As a mostly-stock Android experience, you don’t get anything that resembles TouchWiz or Sense UI. Save for a few pre-installed AT&T apps and the death star logo on the rear of the device, it’s mostly free of branding. I imagine the T-Mobile edition, however it’s sold, will also come with some pre-installed software and T-Mobile logo. But again, it should be 99 percent pure stock Android.

Final Thoughts

Ah, the Moto X. You are a mystery wrapped in a riddle. I want to love you, and I do love your form factor. But I just can’t get behind your camera. Hardware-wise the Moto X is my ideal Android device, even if it doesn’t play the pound-for-pound spec game against the likes of the Galaxy S 4, HTC One and Xperia Z. And then, the MotoMaker personalization option will be fantastic; it certainly adds a little intrinsic value.

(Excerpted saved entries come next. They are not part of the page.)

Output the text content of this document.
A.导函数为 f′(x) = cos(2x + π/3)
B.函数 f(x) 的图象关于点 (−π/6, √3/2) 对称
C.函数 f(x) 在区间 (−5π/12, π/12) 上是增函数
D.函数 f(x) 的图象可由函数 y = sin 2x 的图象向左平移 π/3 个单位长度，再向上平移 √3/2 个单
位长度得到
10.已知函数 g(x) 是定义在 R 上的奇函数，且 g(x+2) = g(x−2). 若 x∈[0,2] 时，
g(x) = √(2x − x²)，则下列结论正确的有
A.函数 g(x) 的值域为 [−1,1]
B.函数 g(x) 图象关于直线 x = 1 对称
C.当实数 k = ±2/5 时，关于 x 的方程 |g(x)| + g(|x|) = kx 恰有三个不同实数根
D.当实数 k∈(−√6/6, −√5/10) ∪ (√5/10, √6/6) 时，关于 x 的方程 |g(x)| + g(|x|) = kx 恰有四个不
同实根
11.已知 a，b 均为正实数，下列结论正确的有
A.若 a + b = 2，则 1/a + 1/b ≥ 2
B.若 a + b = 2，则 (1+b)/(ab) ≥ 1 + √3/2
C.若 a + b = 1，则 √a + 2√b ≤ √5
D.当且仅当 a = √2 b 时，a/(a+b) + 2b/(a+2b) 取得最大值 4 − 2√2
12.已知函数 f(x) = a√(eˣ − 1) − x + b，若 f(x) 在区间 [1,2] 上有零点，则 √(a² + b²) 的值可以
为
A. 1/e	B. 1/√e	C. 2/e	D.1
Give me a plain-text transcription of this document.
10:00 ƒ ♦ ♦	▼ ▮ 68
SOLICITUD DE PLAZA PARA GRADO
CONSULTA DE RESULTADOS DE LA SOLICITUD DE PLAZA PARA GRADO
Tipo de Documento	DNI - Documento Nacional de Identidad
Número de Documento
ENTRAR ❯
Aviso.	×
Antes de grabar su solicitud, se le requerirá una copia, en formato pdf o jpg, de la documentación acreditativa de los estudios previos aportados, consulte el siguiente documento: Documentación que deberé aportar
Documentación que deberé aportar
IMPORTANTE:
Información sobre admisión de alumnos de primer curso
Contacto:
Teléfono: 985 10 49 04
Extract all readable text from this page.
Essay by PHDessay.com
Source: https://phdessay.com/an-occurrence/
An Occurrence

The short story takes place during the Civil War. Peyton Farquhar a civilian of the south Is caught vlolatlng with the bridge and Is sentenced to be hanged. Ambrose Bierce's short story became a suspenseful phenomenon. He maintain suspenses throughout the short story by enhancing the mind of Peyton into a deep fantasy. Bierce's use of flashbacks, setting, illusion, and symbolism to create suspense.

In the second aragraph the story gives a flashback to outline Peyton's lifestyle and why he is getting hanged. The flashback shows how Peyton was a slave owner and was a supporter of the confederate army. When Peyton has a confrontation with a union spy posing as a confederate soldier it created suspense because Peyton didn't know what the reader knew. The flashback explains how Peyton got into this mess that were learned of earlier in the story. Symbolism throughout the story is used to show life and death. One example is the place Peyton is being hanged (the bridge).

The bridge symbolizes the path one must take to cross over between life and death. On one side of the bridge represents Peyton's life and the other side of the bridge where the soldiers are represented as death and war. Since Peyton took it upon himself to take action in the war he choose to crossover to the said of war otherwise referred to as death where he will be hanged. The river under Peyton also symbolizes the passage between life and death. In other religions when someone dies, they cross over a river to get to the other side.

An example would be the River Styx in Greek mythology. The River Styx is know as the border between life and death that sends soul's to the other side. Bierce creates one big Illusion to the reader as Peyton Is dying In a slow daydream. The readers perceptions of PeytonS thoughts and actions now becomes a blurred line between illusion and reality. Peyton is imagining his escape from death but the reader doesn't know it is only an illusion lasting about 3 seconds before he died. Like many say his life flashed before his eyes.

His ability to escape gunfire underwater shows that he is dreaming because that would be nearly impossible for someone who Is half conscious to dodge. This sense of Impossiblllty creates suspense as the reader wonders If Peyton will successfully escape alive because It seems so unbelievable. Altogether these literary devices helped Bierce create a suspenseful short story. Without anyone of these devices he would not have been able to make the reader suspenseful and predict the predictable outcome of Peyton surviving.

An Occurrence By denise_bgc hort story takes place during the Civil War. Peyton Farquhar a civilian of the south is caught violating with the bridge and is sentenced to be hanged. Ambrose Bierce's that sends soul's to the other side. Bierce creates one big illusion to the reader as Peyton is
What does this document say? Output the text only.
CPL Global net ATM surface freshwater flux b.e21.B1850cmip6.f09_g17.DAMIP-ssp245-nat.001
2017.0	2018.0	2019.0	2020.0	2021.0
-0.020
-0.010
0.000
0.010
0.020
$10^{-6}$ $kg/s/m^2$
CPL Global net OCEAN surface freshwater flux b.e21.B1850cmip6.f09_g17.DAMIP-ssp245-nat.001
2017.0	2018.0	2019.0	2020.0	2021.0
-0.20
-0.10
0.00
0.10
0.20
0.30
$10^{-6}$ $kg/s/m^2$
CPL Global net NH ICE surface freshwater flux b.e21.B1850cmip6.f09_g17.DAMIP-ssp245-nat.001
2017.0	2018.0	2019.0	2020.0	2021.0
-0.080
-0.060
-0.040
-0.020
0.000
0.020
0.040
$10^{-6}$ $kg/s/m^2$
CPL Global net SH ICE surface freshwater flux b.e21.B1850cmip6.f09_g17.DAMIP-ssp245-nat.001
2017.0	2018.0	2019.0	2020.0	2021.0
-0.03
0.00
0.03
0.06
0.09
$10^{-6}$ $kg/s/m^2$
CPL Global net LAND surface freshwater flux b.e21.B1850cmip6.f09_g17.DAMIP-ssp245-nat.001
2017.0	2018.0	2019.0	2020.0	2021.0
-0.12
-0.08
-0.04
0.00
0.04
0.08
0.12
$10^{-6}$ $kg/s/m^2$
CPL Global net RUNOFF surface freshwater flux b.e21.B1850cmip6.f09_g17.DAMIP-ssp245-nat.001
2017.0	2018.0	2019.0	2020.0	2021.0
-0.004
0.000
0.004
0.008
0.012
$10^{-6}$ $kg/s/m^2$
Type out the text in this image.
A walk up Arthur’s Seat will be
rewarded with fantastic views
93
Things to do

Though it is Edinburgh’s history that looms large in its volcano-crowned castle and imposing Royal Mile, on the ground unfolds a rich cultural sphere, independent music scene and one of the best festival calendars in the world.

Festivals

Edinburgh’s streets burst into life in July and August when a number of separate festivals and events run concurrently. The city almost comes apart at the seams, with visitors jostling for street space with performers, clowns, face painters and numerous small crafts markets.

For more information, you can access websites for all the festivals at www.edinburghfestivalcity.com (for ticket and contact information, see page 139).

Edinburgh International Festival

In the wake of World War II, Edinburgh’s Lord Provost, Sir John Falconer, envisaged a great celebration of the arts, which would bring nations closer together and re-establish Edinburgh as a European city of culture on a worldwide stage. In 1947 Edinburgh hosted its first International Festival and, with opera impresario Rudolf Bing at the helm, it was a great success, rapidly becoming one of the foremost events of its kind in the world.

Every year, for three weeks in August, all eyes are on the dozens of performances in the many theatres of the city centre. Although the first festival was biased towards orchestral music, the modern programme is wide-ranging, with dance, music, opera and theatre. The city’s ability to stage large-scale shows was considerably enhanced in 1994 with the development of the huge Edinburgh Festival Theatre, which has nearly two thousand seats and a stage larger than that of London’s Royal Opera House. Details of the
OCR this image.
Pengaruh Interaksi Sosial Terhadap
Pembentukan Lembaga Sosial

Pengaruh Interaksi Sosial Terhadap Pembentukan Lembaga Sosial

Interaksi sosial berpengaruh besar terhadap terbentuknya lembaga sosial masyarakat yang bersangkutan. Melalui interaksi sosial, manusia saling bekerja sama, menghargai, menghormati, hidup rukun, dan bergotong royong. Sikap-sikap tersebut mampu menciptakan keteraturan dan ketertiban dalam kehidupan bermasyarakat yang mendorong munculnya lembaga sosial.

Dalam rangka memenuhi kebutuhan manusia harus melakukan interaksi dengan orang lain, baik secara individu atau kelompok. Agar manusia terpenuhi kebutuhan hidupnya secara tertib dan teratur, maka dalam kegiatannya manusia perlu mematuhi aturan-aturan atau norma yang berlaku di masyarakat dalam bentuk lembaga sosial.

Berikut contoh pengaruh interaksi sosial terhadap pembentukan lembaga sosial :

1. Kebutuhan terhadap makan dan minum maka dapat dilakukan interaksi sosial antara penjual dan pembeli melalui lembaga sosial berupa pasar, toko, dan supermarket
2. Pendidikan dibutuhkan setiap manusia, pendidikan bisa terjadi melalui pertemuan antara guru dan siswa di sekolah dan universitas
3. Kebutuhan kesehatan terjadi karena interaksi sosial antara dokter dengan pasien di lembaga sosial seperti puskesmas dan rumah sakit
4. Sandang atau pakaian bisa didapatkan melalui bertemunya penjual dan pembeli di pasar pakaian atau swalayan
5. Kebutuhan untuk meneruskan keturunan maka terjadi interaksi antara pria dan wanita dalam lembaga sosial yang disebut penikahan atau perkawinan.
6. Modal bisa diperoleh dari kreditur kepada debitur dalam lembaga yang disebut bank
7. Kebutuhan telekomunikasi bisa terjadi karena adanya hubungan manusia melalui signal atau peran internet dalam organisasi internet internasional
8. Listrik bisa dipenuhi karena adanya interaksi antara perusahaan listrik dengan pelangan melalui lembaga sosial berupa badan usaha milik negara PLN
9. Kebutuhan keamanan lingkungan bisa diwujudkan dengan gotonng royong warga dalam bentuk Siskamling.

The bottom line is that the Moto X runs everything as well as other top-notch Android devices out there. It’s hard not to compare the device to the Galaxy S 4 and HTC One, thanks to its $199 price point. However, if this phone were priced at $99 or even $149, it would be a ridiculously good deal.

The real problem with the Moto X is how it compares on paper. It’s unfortunate that many who might otherwise enjoy the phone will be moved toward other devices because of that. Specs don’t and shouldn’t matter anymore, and emphasis on quad-core, dual-core, Snapdragon, NVIDIA and all of that is just nonsense these days. There is far too much emphasis on specs in a world where most Android devices (barring the entry-level) will be more than adequate for daily tasks.

The end of the discussion is that Motorola has a perfectly capable smartphone on its hands. Plus, you can buy a wood-back variant sometime later this year when MotoMaker is open to all. Seriously, a phone with a wood back? How can you say no to that?